Referring to FIG. 2A, an exemplary method of utilizing an author identification system 30 is illustrated. It is to be appreciated that fewer or more steps may be included and that the steps need not proceed in the order illustrated. The method begins at step S100. At step S102, A collection of text strings, such as sentences S106, is received from one or more sources S104 by a S102 (RCPTR) recursively collected posted text receiver. Each sentence is typically in the same language, specifically the language chosen for the author identification system. This collection often consists of text strings derived directly from real messages posted by individuals. To ensure a broad representation, entries from a diverse range of sources are included. This approach increases the chances that the collection will contain a variety of common phrases and expressions typically used to characterize personalized text S108. At step S110, one or more artificially intelligent language model agents examine entries from sources that returned true for personalization. S112, log text and text fragments indicating author identity, for example, concepts of who, what, when, and where may contain fragments. Also log new sources that include elements of work, school, friends, followers, relative, associates, etc.

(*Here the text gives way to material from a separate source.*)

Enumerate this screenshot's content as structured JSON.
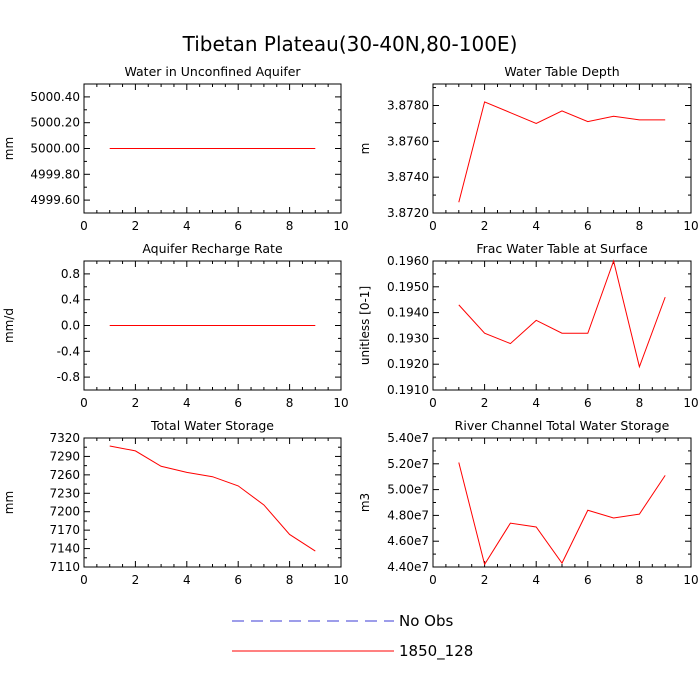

Referring to FIG. 2B In another embodiment, the method continues with an artificially intelligent natural language agent S122 examining the S116 pointer S118 entries logged in step S112. S114 is a (RCPTR) recursively collected posted text receiver logging received pointer entry with personalized characteristics S120. S124 fragments indicating source author identity are logged.

FIG. 2A resumes to combine logged indicators with known identities S126. S128 The source author identity is returned. The method ends at step S130.

Referring to FIG. 3, another embodiment allows human interaction T102 to refine the number of entries by topic or keyword T100.

Referring to FIG. 4, exemplary results of complete author identities R100 as well as partial author identities R102 and R104 are returned and displayed.

Referring to FIG. 5, in a different embodiment, exemplary results of author identities are returned and displayed in spreadsheet form E100.

Claims

1. A method of identifying an individual from text data comprising:

Utilizing artificially intelligent natural language agents within a computer program product and system instructed to match fragments of an individual's identity found in text received from a plurality of sources to known individual identities by affirming characteristics of personalization and relationships common in human identities.